The continued growth of wireless communications has led to traditional cellular networks facilitating data and voice communications with various types of mobile terminals, such as mobile telephones, personal digital assistants, and personal computers configured with appropriate wireless modems. Recently, wireless local area networks (WLANs) have come to fruition, and are expanding at a rapid rate. Typically, personal computers and like computing devices are equipped with wireless modems to facilitate wireless communications between the computing device and one or more Access Points, which facilitate wireless communications with the computing device and a traditional local area network.

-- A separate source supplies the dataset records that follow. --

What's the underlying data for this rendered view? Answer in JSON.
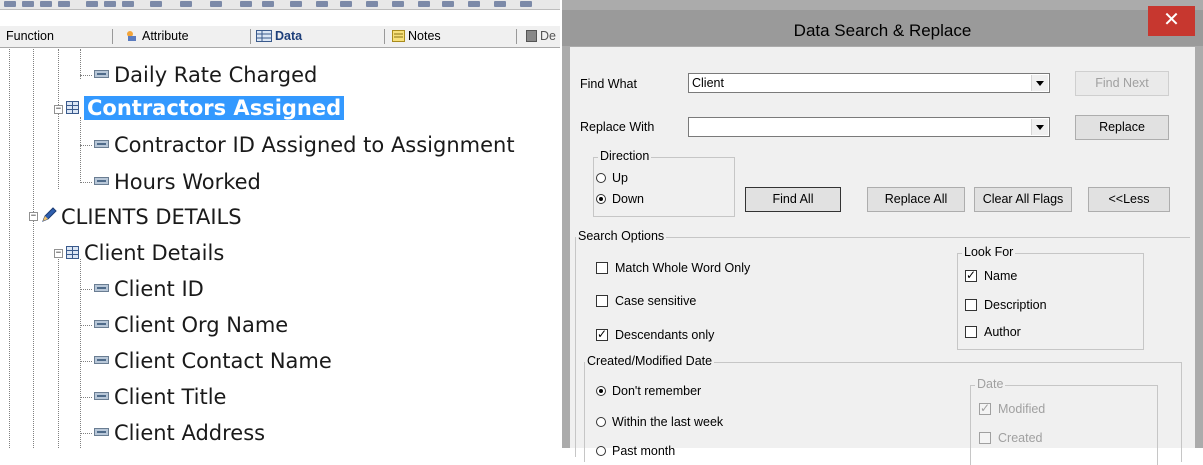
{
  "tabs": [
    {
      "label": "Function",
      "icon": "none"
    },
    {
      "label": "Attribute",
      "icon": "attribute-icon"
    },
    {
      "label": "Data",
      "icon": "data-table-icon"
    },
    {
      "label": "Notes",
      "icon": "notes-icon"
    },
    {
      "label": "De",
      "icon": "document-icon"
    }
  ],
  "tree": [
    {
      "label": "Daily Rate Charged",
      "type": "attribute"
    },
    {
      "label": "Contractors Assigned",
      "type": "entity",
      "selected": true
    },
    {
      "label": "Contractor ID Assigned to Assignment",
      "type": "attribute"
    },
    {
      "label": "Hours Worked",
      "type": "attribute"
    },
    {
      "label": "CLIENTS  DETAILS",
      "type": "subject-area"
    },
    {
      "label": "Client Details",
      "type": "entity"
    },
    {
      "label": "Client ID",
      "type": "attribute"
    },
    {
      "label": "Client Org Name",
      "type": "attribute"
    },
    {
      "label": "Client Contact Name",
      "type": "attribute"
    },
    {
      "label": "Client Title",
      "type": "attribute"
    },
    {
      "label": "Client Address",
      "type": "attribute"
    }
  ],
  "dialog": {
    "title": "Data Search & Replace",
    "close": "✕",
    "find_label": "Find What",
    "find_value": "Client",
    "replace_label": "Replace With",
    "replace_value": "",
    "find_next": "Find Next",
    "replace": "Replace",
    "direction": {
      "caption": "Direction",
      "up": "Up",
      "down": "Down",
      "selected": "Down"
    },
    "find_all": "Find All",
    "replace_all": "Replace All",
    "clear_flags": "Clear All Flags",
    "less": "<<Less",
    "search_options": {
      "caption": "Search Options",
      "match_whole": {
        "label": "Match Whole Word Only",
        "checked": false
      },
      "case_sensitive": {
        "label": "Case sensitive",
        "checked": false
      },
      "descendants": {
        "label": "Descendants only",
        "checked": true
      }
    },
    "look_for": {
      "caption": "Look For",
      "name": {
        "label": "Name",
        "checked": true
      },
      "description": {
        "label": "Description",
        "checked": false
      },
      "author": {
        "label": "Author",
        "checked": false
      }
    },
    "date": {
      "caption": "Created/Modified Date",
      "dont_remember": "Don't remember",
      "last_week": "Within the last week",
      "past_month": "Past month",
      "selected": "Don't remember",
      "sub_caption": "Date",
      "modified": {
        "label": "Modified",
        "checked": true
      },
      "created": {
        "label": "Created",
        "checked": false
      }
    }
  }
}
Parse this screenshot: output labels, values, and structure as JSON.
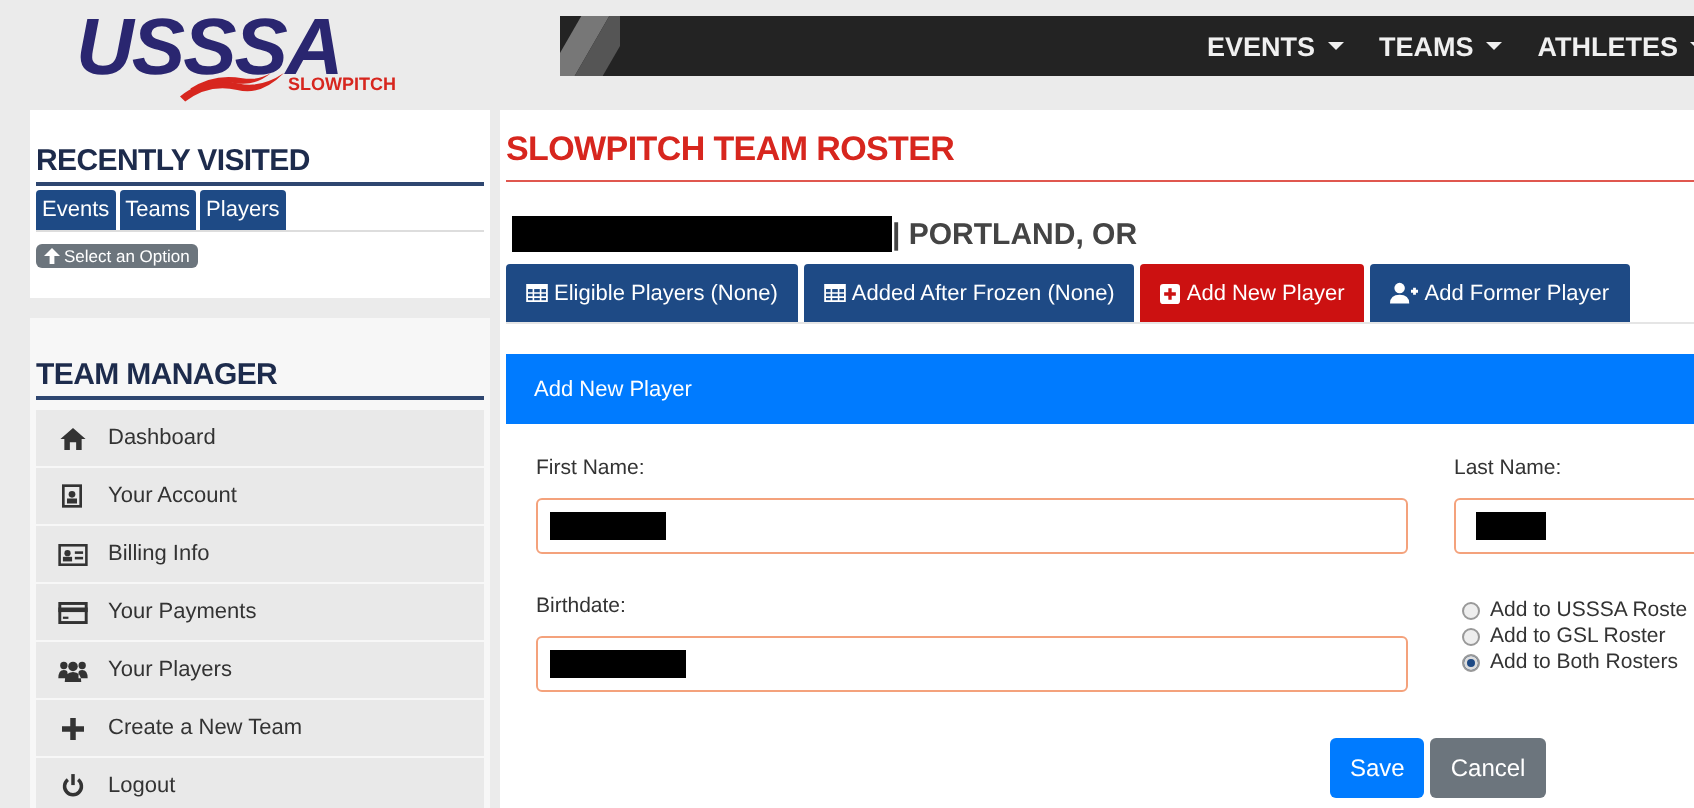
{
  "header": {
    "logo": {
      "name": "USSSA",
      "sub": "SLOWPITCH"
    },
    "nav": [
      {
        "label": "EVENTS"
      },
      {
        "label": "TEAMS"
      },
      {
        "label": "ATHLETES"
      }
    ]
  },
  "sidebar": {
    "recent": {
      "title": "RECENTLY VISITED",
      "tabs": [
        {
          "label": "Events",
          "selected": false
        },
        {
          "label": "Teams",
          "selected": false
        },
        {
          "label": "Players",
          "selected": false
        }
      ],
      "hint": "Select an Option"
    },
    "manager": {
      "title": "TEAM MANAGER",
      "items": [
        {
          "label": "Dashboard"
        },
        {
          "label": "Your Account"
        },
        {
          "label": "Billing Info"
        },
        {
          "label": "Your Payments"
        },
        {
          "label": "Your Players"
        },
        {
          "label": "Create a New Team"
        },
        {
          "label": "Logout"
        }
      ]
    }
  },
  "main": {
    "title": "SLOWPITCH TEAM ROSTER",
    "team": {
      "location": "| PORTLAND, OR"
    },
    "tabs": [
      {
        "label": "Eligible Players (None)",
        "selected": false
      },
      {
        "label": "Added After Frozen (None)",
        "selected": false
      },
      {
        "label": "Add New Player",
        "selected": true
      },
      {
        "label": "Add Former Player",
        "selected": false
      }
    ],
    "form": {
      "title": "Add New Player",
      "fields": [
        {
          "label": "First Name:"
        },
        {
          "label": "Last Name:"
        },
        {
          "label": "Birthdate:"
        }
      ],
      "rosters": [
        {
          "label": "Add to USSSA Roste",
          "selected": false
        },
        {
          "label": "Add to GSL Roster",
          "selected": false
        },
        {
          "label": "Add to Both Rosters",
          "selected": true
        }
      ],
      "buttons": [
        {
          "label": "Save",
          "kind": "primary"
        },
        {
          "label": "Cancel",
          "kind": "secondary"
        }
      ]
    }
  }
}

In addition to the introduction of WLAN standards (IEEE 802.1a/b/g), cellular standards (CDMA, UMTS) are evolving to facilitate data communication; however, none of these standards are compatible at a radio interface level with those used for WLANs. At the same time, users increasingly need an “always on” data communication ability regardless of their location. Cellular wireless networks and WLANs complement each other, in terms of where they provide coverage: cellular wireless networks are ubiquitous, whereas WLANs currently only provide spot coverage—albeit often in places where the cellular wireless radio signal has difficulty penetrating, such as inside buildings and in underground public transport stations. As users move from a coverage area of one radio technology into a coverage area of another radio technology, radio coverage of the two technologies could in some cases overlap, and in others not. Where radio coverage does not overlap, there is a clear benefit to being able to switch from one radio technology to the other when the coverage or radio signal changes. Even in the cases where the radio coverage overlaps, by switching radio technology, users could benefit from the higher throughput offered currently by any one of the WLAN radio technologies compared to any one of the cellular radio technologies. In this kind of an integrated, dual-radio and in general, multi-radio environment, there is a need to provide an efficient and uninterrupted transition from being serviced by one radio technology to being serviced by another radio technology. Such a transition is referred to as an inter-technology handoff.
Accordingly, there is a need for a technique to facilitate handoffs between cellular networks and WLANs in an efficient and effective manner. Further, there is a need to minimize the impact of handoffs on existing network infrastructures to minimize the implementation cost for a system capable of providing such handoffs. Finally, there is a need to minimize the impact of the handoff mechanism on the existing cellular and WLAN standards.